ATTENTION



2009-09-30

164 – Un cordonnier mal chaussé


Vous vous rappelez la vidéo et le diaporama sur le dépotoir technologique ghanéen (billet 142). Eh bien, les mêmes étudiants en journalisme de l’University of British Columbia (UBC) qui y réalisaient une enquête sur les « déchets électroniques » ont acheté, dans un marché public du Ghana, un ordinateur fonctionnel qui possédait sur son disque dur toutes les données de son ancien propriétaire, d’un grande compagnie américaine spécialisée en sécurité! Selon le responsable de l'équipe, Peter Klein, « Le disque dur contenait des centaines de documents concernant des contrats gouvernementaux ». Est-ce que c’est ce qu’on appelle un « cordonnier mal chaussé »?

Michel Roberge

2009-09-28

163 – Le Records Management… selon GARP


L’Association for Records Managers and Administrators (ARMA International) énonce dans un document intitulé Generally Accepted Recordkeepind Principles (GARP) huit principes fondamentaux associés à un système performant pour la gestion des documents en format papier ou technologiques d’une organisation.

En préambule, ce texte, qui s’appuie entre autres sur la norme ISO 15489 - Records Management, affirme que les documents et les dossiers sont inextricablement liés aux activités de tout organisme et que c’est grâce à sa mémoire informationnelle enregistrée dans un système pérenne que celui-ci est en mesure de s’appuyer sur les décisions et les actions prises dans le passé et de planifier celles à venir.
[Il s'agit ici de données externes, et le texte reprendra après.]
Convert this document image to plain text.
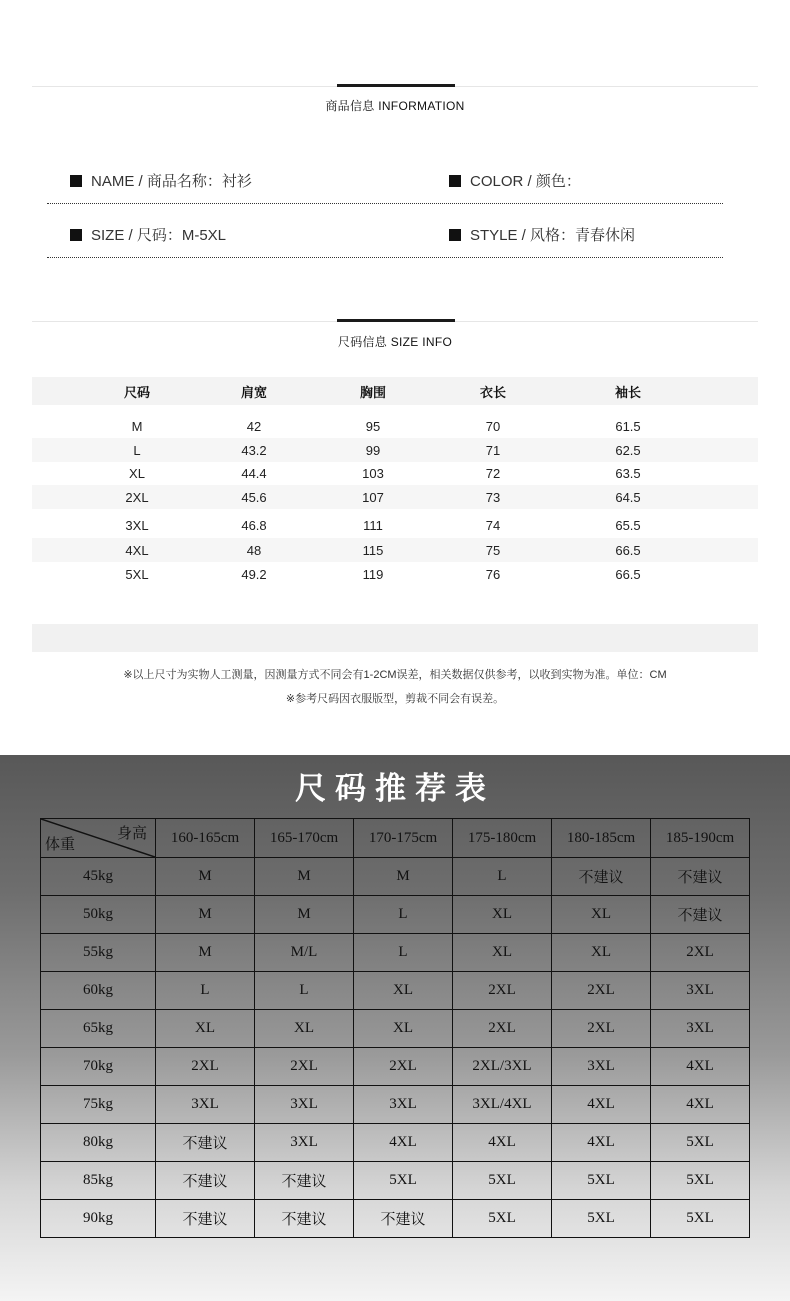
商品信息 INFORMATION
NAME / 商品名称：衬衫	COLOR / 颜色：
SIZE / 尺码：M-5XL	STYLE / 风格：青春休闲
尺码信息 SIZE INFO
尺码	肩宽	胸围	衣长	袖长
M	42	95	70	61.5
L	43.2	99	71	62.5
XL	44.4	103	72	63.5
2XL	45.6	107	73	64.5
3XL	46.8	111	74	65.5
4XL	48	115	75	66.5
5XL	49.2	119	76	66.5
※以上尺寸为实物人工测量，因测量方式不同会有1-2CM误差，相关数据仅供参考，以收到实物为准。单位：CM
※参考尺码因衣服版型，剪裁不同会有误差。
尺码推荐表
身高
体重	160-165cm	165-170cm	170-175cm	175-180cm	180-185cm	185-190cm
45kg	M	M	M	L	不建议	不建议
50kg	M	M	L	XL	XL	不建议
55kg	M	M/L	L	XL	XL	2XL
60kg	L	L	XL	2XL	2XL	3XL
65kg	XL	XL	XL	2XL	2XL	3XL
70kg	2XL	2XL	2XL	2XL/3XL	3XL	4XL
75kg	3XL	3XL	3XL	3XL/4XL	4XL	4XL
80kg	不建议	3XL	4XL	4XL	4XL	5XL
85kg	不建议	不建议	5XL	5XL	5XL	5XL
90kg	不建议	不建议	不建议	5XL	5XL	5XL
De plus, les documents et les dossiers d’une organisation sont décrits comme une ressource clé pour dans son fonctionnement et l’atteinte de ses objectifs. Il est alors impératif qu’ils soient créés, organisés, sécurisés, tenus à jour et utilisés de façon à documenter les actions quotidiennes y compris leur planification, l’aide à la décision et le respect de l’environnement légal, réglementaire et normatif.

Un organisme public ou une organisation du secteur privé doit donc s’assurer que son système de gestion documentaire s’appuie sur les principes suivants :

La responsabilité - Le système doit être sous la responsabilité directe d’un membre de la haute direction qui doit s’assurer de l’adoption et de l’application des politiques et des procédures et de l’évaluation régulière (audit) des performances du système. Par délégation, la gestion du système doit être déléguée aux personnes spécialement désignées dans l’organisation.

L'intégrité - Le système doit offrir une garantie raisonnable et appropriée quant à l'authenticité et la fiabilité des documents qu’il prend en charge.

La protection - Le système doit assurer la protection des renseignements personnels, de l’information confidentielle, privilégiée, secrète et des documents essentiels à la poursuite des activités à la suite d’un sinistre.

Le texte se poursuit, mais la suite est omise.